Зоя раздраженно побилась затылком о стену. Раз, второй, третий. Кажется, ее мать решила, что она стучит, и постучала в ответ. Это немного успокаивало.
Зоя вдруг поняла, что ей не хочется оставаться одной.
Дверь в спальню матери была открыла. Зоя робко вошла, готовясь к тому, что ее прогонят. Мать и Джона свернулись под одеялом и перешептывались, словно заговорщики. Джона услышал Зоины шаги и высунул голову.
– Эта комната только для тех, кому грустно, – сказал он. – Как маме и мне.
Он недавно плакал.
– Мне тоже грустно, – ответила Зоя. – Честно.
Джона хмуро задумался, но потом кивнул.
Зоя подошла к ногам кровати и проползла под одеялом, как хомячок, – ради Джоны. Когда она высунула голову, то увидела, как он прячет улыбку, которую решил ей не показывать.
Зоя устроилась у стены, так что они с мамой окружили Джону, как кавычки.
– Ты такой тепленький, – сказала она ему.
– Разогреваюсь, когда мне грустно, – объяснил он. – Это научно.
Зоя с мамой по очереди гладили Джону по голове. Раздолбанный металлический вентилятор, который служил их маме для того, чтобы ее убаюкивать, шумно крутился в углу, словно пропеллер старого самолета.
Джона уснул в считаные минуты, и Зоина мать задремала почти сразу же после него. Зоя лежала на боку, и ее мысли продолжали кружиться. Неужели вот это и есть любовь: две четверти удовольствие, две четверти – боль? Зое вспомнилась Вэл, одержимая Глорией. Теперь ей это стало понятно. Она ничего похожего не испытывала с Далласом: ей даже и в голову не пришло бы посвящать пост его ступням. Хотя бы потому, что он почти точно удалял с них волосы восковыми полосками.
Зоя тихо засмеялась, и ее тело расслабилось, одна мышца за другой. Она почувствовала, что за ней наконец вот-вот придет сон.
Но тут Джона, который, оказывается, вовсе не спал, объявил в темноту:
– Я завтра в школу не пойду.
Зоя напряглась.
– Ш-ш! – отозвалась их мать сонным голосом. – Поговорим об этом утром.
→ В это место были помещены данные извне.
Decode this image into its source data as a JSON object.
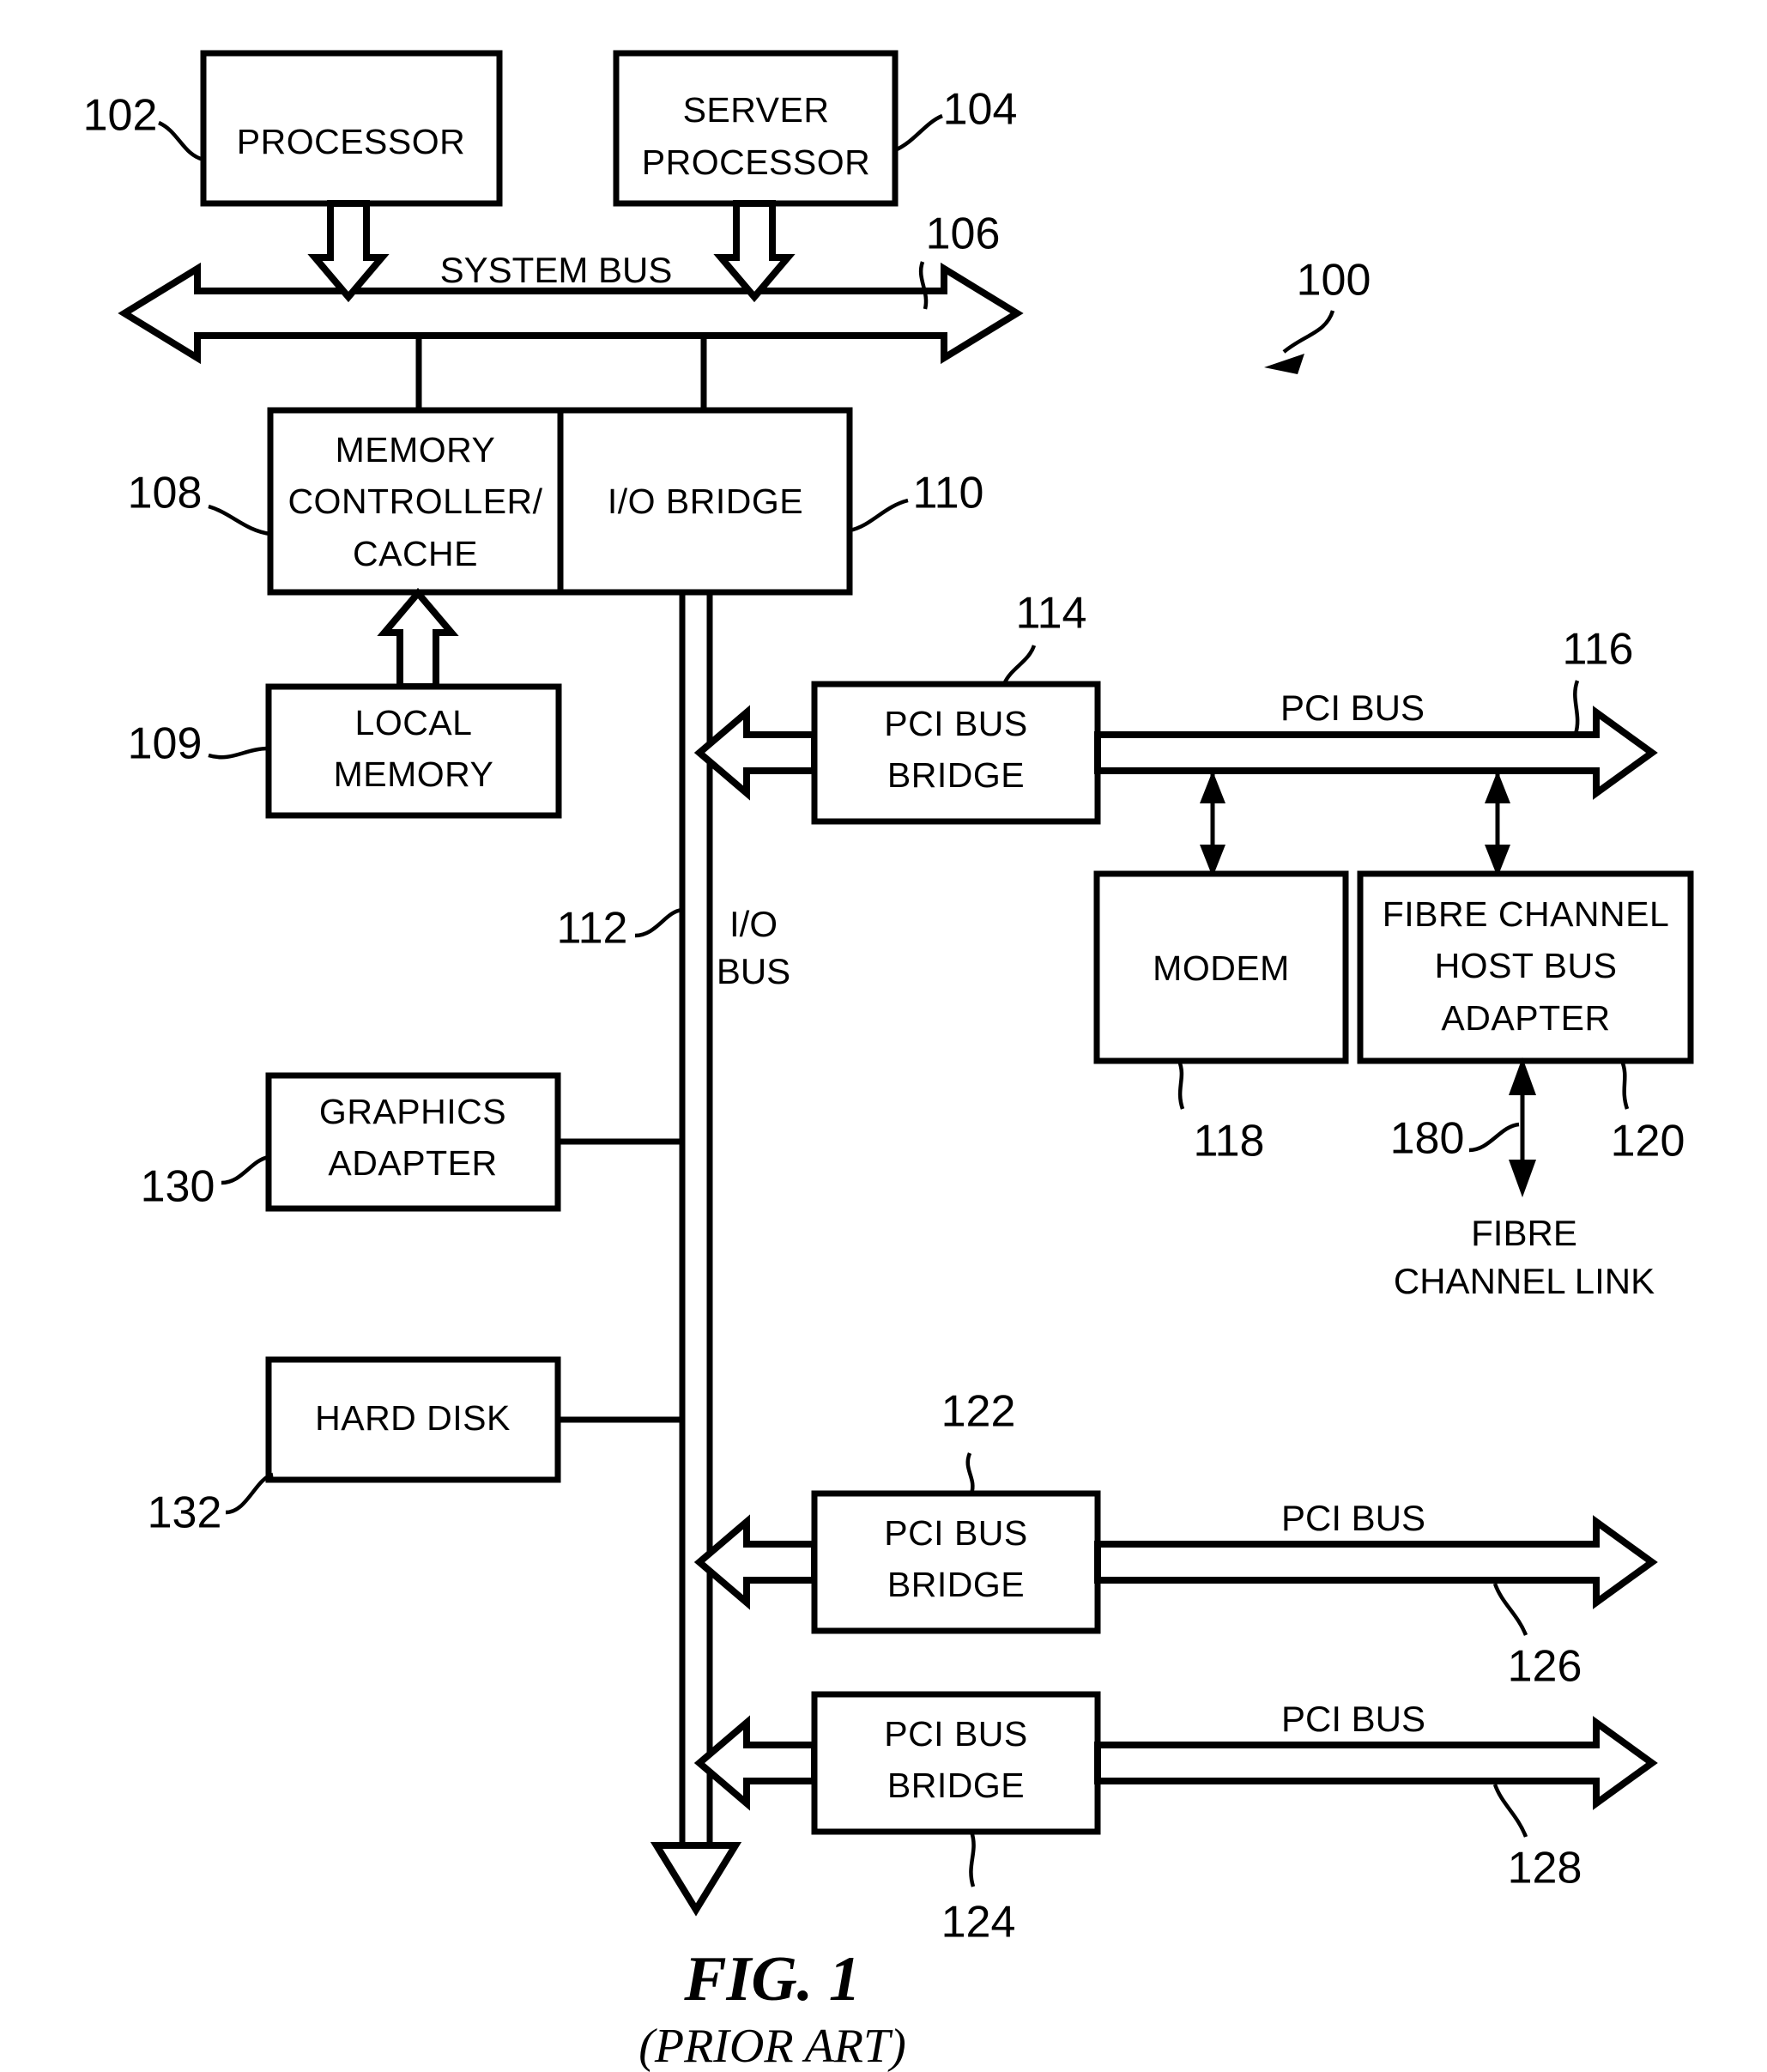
{
  "figure": {
    "title": "FIG. 1",
    "subtitle": "(PRIOR ART)",
    "system_ref": "100"
  },
  "blocks": {
    "processor": {
      "label": "PROCESSOR",
      "ref": "102"
    },
    "server_processor": {
      "label_line1": "SERVER",
      "label_line2": "PROCESSOR",
      "ref": "104"
    },
    "memory_controller": {
      "label_line1": "MEMORY",
      "label_line2": "CONTROLLER/",
      "label_line3": "CACHE",
      "ref": "108"
    },
    "io_bridge": {
      "label": "I/O BRIDGE",
      "ref": "110"
    },
    "local_memory": {
      "label_line1": "LOCAL",
      "label_line2": "MEMORY",
      "ref": "109"
    },
    "pci_bus_bridge_1": {
      "label_line1": "PCI BUS",
      "label_line2": "BRIDGE",
      "ref": "114"
    },
    "pci_bus_bridge_2": {
      "label_line1": "PCI BUS",
      "label_line2": "BRIDGE",
      "ref": "122"
    },
    "pci_bus_bridge_3": {
      "label_line1": "PCI BUS",
      "label_line2": "BRIDGE",
      "ref": "124"
    },
    "modem": {
      "label": "MODEM",
      "ref": "118"
    },
    "fibre_channel_adapter": {
      "label_line1": "FIBRE CHANNEL",
      "label_line2": "HOST BUS",
      "label_line3": "ADAPTER",
      "ref": "120"
    },
    "graphics_adapter": {
      "label_line1": "GRAPHICS",
      "label_line2": "ADAPTER",
      "ref": "130"
    },
    "hard_disk": {
      "label": "HARD DISK",
      "ref": "132"
    }
  },
  "buses": {
    "system_bus": {
      "label": "SYSTEM BUS",
      "ref": "106"
    },
    "io_bus": {
      "label_line1": "I/O",
      "label_line2": "BUS",
      "ref": "112"
    },
    "pci_bus_116": {
      "label": "PCI BUS",
      "ref": "116"
    },
    "pci_bus_126": {
      "label": "PCI BUS",
      "ref": "126"
    },
    "pci_bus_128": {
      "label": "PCI BUS",
      "ref": "128"
    },
    "fibre_channel_link": {
      "label_line1": "FIBRE",
      "label_line2": "CHANNEL LINK",
      "ref": "180"
    }
  },
  "colors": {
    "ink": "#000000",
    "paper": "#ffffff"
  }
}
– Ладно, но я все равно не пойду, – сказал Джона со всем доступным ему упрямством. – И ты меня заставить не сможешь.
– Мы поговорим об этом утром.
– Знаю, что ты попробуешь меня заставить. А я не пойду. Я ее ненавижу.
Зоя понимала, что ей следует промолчать, вот только сама мысль о том, что Джона ненавидит школу, была совершенно нелепой. Его классный руководитель, мисс Ноэль… он ее обожал. Один раз он даже нарисовал у себя на руке ее портрет, как татуировку.
– Ты ее не ненавидишь, козявка, – сказала она. – Не надо так говорить.
– Раз говорю, что ненавижу – значит, ненавижу! – возразил он.
Он сел на кровати и сбросил одеяло к ногам.
«Черт! – подумала Зоя, – а вот и срыв».
– Джона, держи себя в руках, – попросила ее мать. – Пожалуйста.
– Только я могу знать, ненавижу ли я школу, – не успокаивался он. – И нечего Зое говорить, будто я ее не ненавижу. Раз я говорю, что ее ненавижу – значит, ненавижу.
Зоя встала с постели и зашагала через комнату, позволив себе не менее ребяческую демонстрацию. Ей и так слишком больно. Не хватает еще, чтобы она брала на себя и горести брата. Ну уж нет. Это нечестно. Разве Джона не понимает, что она тоже скучает по Иксу? Не знает, что она ни на секунду не перестает о нем думать?